Colin Champion pointe du doigt le gouvernement, qui, selon lui, n’attribue pas assez de moyens pour lutter contre ce phénomène. « Ils sont tout seuls dans leur détresse ; ils s’enfoncent de plus en plus ». Le président de la Voix Lycéenne propose de « remettre des moyens humains, c’est-à-dire des postes », pour limiter le nombre d’élèves décrocheurs. Il affirme que lors du premier quinquennat d’Emmanuel Macron, « 7 500 postes d’enseignants ont été supprimés » par l'ancien ministre de l'Éducation. Axel Benoist souligne aussi le manque de professeurs et veut revaloriser la filière pour « éviter des effectifs pléthoriques à plus de 30 élèves par classe ».

Favoriser la poursuite d’études comme l’insertion professionnelle

Bien que la voie professionnelle ait pour objectif une insertion professionnelle rapide sur le marché de l’emploi, les enseignants veulent assurer une formation significative pour que ceux qui le souhaitent puissent poursuivre leurs études supérieures, notamment en BTS.

La ministre déléguée Carole Grandjean veut aussi adapter les cursus aux réalités du terrain et améliorer l’insertion professionnelle et l’accès à l’emploi. Elle souhaite également préparer les poursuites d’études supérieures exigées par certains métiers. Ainsi, deux groupes de travail pilotés par le ministère ont été érigés en ce sens.

« Je partage la volonté qui est d’orienter nos élèves de bac pro vers le supérieur, notamment les BTS », explique Jérôme Presneau, bien qu’il s’interroge. « Je n’arrive pas à comprendre cette logique qui veut qu’on réduise l’enseignement général avec une volonté de poursuivre dans le supérieur ». Aujourd’hui, environ 25 % des bacheliers pros se dirigent vers un BTS une fois leur diplôme en poche, selon le ministère de l’Éducation nationale.

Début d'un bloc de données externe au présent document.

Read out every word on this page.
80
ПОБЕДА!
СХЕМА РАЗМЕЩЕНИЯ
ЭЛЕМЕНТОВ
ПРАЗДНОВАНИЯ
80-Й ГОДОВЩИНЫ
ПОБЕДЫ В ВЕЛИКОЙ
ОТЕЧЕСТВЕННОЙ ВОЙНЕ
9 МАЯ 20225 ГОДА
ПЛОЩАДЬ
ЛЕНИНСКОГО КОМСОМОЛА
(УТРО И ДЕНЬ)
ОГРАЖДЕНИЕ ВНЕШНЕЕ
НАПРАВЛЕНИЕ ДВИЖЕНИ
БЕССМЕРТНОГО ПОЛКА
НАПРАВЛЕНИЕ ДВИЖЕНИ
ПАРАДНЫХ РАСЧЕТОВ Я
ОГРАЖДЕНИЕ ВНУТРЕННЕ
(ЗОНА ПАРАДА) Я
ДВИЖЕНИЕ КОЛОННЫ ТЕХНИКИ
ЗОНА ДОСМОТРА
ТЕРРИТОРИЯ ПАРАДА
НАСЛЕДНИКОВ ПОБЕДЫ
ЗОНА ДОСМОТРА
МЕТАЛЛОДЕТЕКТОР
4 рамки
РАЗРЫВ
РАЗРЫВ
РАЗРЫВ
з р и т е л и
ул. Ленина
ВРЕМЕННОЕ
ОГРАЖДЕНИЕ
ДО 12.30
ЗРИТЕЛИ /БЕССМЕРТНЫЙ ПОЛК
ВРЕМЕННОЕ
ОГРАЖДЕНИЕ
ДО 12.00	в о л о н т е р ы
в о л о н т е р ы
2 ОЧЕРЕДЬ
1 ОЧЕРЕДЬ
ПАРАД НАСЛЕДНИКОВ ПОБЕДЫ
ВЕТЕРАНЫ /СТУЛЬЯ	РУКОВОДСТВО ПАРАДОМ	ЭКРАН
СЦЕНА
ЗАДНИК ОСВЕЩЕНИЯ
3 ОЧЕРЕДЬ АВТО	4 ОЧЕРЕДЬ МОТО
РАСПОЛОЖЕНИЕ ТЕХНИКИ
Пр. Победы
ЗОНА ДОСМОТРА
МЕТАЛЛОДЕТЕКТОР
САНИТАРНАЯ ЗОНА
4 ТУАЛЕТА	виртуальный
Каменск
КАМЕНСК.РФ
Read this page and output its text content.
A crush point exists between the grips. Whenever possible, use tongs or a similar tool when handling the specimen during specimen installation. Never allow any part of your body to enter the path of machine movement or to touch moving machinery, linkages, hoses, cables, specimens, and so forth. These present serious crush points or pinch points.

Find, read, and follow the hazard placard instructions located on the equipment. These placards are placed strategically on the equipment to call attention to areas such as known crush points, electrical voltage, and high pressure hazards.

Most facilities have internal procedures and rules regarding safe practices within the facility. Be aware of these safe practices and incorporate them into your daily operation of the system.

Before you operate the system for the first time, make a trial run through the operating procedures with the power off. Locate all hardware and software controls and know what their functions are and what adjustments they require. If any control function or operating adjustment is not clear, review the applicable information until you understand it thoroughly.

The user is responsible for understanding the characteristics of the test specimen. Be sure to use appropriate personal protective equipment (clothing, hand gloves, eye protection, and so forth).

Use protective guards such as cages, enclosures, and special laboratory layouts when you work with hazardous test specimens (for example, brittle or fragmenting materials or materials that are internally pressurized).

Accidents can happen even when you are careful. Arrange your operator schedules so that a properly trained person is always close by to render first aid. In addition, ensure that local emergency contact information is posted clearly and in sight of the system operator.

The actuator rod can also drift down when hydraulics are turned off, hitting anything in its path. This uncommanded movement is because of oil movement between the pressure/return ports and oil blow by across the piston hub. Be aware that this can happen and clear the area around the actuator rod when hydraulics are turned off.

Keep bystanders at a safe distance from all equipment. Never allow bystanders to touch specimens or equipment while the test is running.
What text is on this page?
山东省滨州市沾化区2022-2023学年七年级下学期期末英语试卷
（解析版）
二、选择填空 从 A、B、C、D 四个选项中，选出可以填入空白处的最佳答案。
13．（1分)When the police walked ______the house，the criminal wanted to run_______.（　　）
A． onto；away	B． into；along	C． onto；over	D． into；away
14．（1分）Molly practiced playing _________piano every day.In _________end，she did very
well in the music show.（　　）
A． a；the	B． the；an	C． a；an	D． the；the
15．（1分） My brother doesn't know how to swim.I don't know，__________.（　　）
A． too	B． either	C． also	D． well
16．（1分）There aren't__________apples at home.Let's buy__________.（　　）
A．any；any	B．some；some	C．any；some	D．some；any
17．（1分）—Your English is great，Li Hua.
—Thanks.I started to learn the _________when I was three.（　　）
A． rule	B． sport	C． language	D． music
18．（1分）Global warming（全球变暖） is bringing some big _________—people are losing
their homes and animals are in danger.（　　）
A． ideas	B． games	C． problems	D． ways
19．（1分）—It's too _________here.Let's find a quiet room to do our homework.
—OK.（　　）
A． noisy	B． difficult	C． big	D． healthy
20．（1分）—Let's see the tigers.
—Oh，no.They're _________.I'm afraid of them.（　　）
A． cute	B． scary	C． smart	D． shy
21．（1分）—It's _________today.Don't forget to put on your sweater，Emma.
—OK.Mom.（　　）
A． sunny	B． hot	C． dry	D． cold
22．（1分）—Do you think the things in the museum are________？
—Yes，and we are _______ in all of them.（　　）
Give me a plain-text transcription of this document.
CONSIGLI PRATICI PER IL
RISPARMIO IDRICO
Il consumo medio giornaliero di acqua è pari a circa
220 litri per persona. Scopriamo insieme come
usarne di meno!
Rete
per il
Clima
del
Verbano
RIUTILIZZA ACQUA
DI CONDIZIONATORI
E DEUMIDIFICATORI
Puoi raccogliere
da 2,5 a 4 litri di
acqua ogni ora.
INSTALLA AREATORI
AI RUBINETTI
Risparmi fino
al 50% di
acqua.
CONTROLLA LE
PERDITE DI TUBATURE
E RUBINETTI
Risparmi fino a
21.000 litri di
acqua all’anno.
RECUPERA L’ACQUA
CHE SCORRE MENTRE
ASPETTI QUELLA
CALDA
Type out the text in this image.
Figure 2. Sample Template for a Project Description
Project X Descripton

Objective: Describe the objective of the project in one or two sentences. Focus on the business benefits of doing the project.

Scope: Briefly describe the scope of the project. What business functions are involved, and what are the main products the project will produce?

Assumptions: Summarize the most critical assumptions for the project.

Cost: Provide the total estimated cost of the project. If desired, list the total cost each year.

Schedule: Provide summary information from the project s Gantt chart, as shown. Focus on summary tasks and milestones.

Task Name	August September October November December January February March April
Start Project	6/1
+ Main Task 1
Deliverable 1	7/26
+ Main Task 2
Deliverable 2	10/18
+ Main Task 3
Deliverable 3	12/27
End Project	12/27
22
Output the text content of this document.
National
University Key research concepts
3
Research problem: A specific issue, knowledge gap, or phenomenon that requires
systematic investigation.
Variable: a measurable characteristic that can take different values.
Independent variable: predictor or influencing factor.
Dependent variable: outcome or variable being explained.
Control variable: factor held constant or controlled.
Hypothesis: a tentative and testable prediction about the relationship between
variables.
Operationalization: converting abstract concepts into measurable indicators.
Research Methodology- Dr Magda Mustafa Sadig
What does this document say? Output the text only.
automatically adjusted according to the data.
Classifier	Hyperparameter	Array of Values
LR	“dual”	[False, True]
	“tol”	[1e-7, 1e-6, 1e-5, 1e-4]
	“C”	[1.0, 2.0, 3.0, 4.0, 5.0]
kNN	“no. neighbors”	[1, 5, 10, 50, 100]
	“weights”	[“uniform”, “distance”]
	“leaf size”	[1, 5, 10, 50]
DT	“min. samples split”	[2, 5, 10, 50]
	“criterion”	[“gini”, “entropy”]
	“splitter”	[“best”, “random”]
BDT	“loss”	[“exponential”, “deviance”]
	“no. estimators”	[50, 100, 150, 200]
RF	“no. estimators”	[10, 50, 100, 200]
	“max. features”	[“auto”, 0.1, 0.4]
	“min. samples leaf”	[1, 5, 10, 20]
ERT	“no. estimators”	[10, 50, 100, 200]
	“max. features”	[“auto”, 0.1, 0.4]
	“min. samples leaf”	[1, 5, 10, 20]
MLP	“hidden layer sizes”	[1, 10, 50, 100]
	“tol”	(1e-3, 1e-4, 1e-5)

Plusieurs manifestations ont déjà eu lieu depuis les débuts du projet de loi, et les mobilisations vont se poursuivre pour faire entendre leur mécontentement. « Les élèves sont très réceptifs et ils comprennent que leur voie est en danger. On souhaite s’allier collectivement, tous lycéens confondus, pour faire face à ce gouvernement qui est déterminé à saboter le lycée professionnel », conclut Colin Champion.